You know, it's really the 150 you're seeing in the second half of the year. We took over this asset, you know, mid-drilling of paths and stuff like that. So it's really, that's kind of what activity they had planned. For 26, it's a little bit early to get too carried away on details, but high level, the way you can kind of think about it, or at least the way that we've been thinking about it, if you think of roughly 40,000 BUEs a day, plus or minus, at a capital efficiency of roughly $15,000 a flowing barrel, you're going to be in that $200-ish million. So whether that's $200,000, $225,000 is kind of high level what you can think of. Obviously, what the teams right now are doing, integrating the asset, incorporating it into our development plans, and you'll get some more details on that later this year when we release the 26th budget. Yeah, I appreciate that detail, Chris. Second question goes to LNG supply agreements. There's a lot of new LNG projects that are taking FID or about to take FID. Your peers are announcing new supply agreements.
I imagine it's with them. When you look at the contracts that are out there, do you think that these new agreements are attractive as what you have signed in the past?
And are you interested in adding more to your marketing book?
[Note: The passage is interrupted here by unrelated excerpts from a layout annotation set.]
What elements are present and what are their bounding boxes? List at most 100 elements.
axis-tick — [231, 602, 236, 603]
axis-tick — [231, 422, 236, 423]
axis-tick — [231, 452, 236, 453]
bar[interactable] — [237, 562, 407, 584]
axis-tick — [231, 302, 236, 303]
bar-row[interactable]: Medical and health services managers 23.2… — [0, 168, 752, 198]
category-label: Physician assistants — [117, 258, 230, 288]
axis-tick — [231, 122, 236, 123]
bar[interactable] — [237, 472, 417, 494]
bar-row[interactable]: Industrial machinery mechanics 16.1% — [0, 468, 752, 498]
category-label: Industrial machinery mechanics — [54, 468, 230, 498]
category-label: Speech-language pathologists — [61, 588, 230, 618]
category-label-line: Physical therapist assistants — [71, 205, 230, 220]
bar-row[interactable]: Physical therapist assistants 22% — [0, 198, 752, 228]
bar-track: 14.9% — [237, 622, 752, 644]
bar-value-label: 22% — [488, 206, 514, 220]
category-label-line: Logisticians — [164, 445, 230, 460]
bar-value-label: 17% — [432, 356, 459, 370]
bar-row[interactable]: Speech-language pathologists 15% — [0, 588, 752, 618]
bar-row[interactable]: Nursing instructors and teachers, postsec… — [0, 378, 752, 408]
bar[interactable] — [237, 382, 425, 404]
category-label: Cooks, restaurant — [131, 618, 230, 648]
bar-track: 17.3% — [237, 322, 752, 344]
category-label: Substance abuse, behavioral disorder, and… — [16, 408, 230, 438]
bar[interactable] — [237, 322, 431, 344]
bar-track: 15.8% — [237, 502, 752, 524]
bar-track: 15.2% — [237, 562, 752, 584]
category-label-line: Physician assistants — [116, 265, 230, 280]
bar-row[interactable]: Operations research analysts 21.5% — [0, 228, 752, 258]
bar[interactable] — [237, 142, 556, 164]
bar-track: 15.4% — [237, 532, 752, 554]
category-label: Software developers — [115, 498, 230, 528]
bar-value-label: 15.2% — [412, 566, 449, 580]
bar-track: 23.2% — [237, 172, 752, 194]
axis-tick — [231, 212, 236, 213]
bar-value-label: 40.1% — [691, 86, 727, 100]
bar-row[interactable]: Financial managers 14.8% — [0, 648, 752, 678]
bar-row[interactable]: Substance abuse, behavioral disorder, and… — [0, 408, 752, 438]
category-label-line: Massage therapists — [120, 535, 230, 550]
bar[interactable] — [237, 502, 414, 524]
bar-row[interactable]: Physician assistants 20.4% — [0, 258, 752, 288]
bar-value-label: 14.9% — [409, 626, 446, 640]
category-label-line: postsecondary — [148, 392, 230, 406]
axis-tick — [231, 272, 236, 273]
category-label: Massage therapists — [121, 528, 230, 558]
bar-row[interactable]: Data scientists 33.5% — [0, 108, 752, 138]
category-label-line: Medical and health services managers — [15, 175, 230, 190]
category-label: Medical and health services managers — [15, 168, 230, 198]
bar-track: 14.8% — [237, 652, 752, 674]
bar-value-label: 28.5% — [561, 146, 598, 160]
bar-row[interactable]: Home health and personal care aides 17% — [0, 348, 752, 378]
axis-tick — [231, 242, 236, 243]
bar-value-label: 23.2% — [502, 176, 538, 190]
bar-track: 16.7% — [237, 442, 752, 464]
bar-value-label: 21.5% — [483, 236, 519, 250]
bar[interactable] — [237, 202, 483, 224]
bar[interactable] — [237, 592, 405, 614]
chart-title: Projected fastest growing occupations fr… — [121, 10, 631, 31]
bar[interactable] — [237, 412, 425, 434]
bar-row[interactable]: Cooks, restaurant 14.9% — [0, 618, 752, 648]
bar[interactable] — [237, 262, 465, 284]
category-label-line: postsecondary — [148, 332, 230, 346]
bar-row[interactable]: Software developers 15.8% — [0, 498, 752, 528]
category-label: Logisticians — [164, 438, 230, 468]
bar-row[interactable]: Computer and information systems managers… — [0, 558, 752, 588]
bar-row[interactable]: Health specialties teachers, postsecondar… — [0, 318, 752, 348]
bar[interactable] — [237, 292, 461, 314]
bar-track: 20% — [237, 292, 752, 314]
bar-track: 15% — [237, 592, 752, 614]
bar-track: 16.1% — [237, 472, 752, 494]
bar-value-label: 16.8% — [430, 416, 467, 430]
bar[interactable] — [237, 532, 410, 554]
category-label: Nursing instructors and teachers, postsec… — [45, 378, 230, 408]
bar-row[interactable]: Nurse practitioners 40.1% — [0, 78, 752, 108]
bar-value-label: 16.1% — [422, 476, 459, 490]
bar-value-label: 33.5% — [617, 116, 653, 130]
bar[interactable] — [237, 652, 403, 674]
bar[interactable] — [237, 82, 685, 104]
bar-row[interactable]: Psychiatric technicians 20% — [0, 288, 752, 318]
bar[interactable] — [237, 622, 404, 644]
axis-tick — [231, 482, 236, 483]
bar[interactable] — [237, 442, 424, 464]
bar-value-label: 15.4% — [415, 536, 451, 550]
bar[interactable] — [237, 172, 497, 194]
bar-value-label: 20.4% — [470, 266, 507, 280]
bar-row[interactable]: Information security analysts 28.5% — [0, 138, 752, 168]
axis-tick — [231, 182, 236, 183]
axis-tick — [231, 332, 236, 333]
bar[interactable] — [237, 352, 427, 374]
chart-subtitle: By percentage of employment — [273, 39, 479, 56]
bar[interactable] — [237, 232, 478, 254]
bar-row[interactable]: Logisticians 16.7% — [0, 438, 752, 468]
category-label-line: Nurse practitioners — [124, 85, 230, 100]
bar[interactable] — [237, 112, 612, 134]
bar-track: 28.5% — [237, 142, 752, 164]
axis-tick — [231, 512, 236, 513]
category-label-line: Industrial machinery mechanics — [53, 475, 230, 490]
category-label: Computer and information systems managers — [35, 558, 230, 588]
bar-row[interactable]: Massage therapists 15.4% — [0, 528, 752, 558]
Well, this is Brian. Thanks for the question. I think Starting with your second question there, we're really happy with where our exposures are. We've talked pretty transparently about having about a third of our gas priced in Western Canada, a third of our gas priced in the U.S., and a third of our gas priced internationally by the end of the decade. And if you look at where our portfolio sits, we're pretty much in line with that. So I would say no further contracts at this time. When we look at the cost structure that we have in our agreements, Again, we're very happy with those.
We were early entrants into these agreements, and we feel that's been beneficial for us. Got it. Thank you. Thank you, ladies and gentlemen. Again, if you have any questions, please press star 1 now. This does conclude today's Q&A session.
I will turn the call back over to Dale Lueckle for closing comments.
All right. That concludes the call. Thanks, everyone. Have a good day.
Ladies and gentlemen, this concludes your conference call for today. We thank you for participating, and we ask that you please disconnect.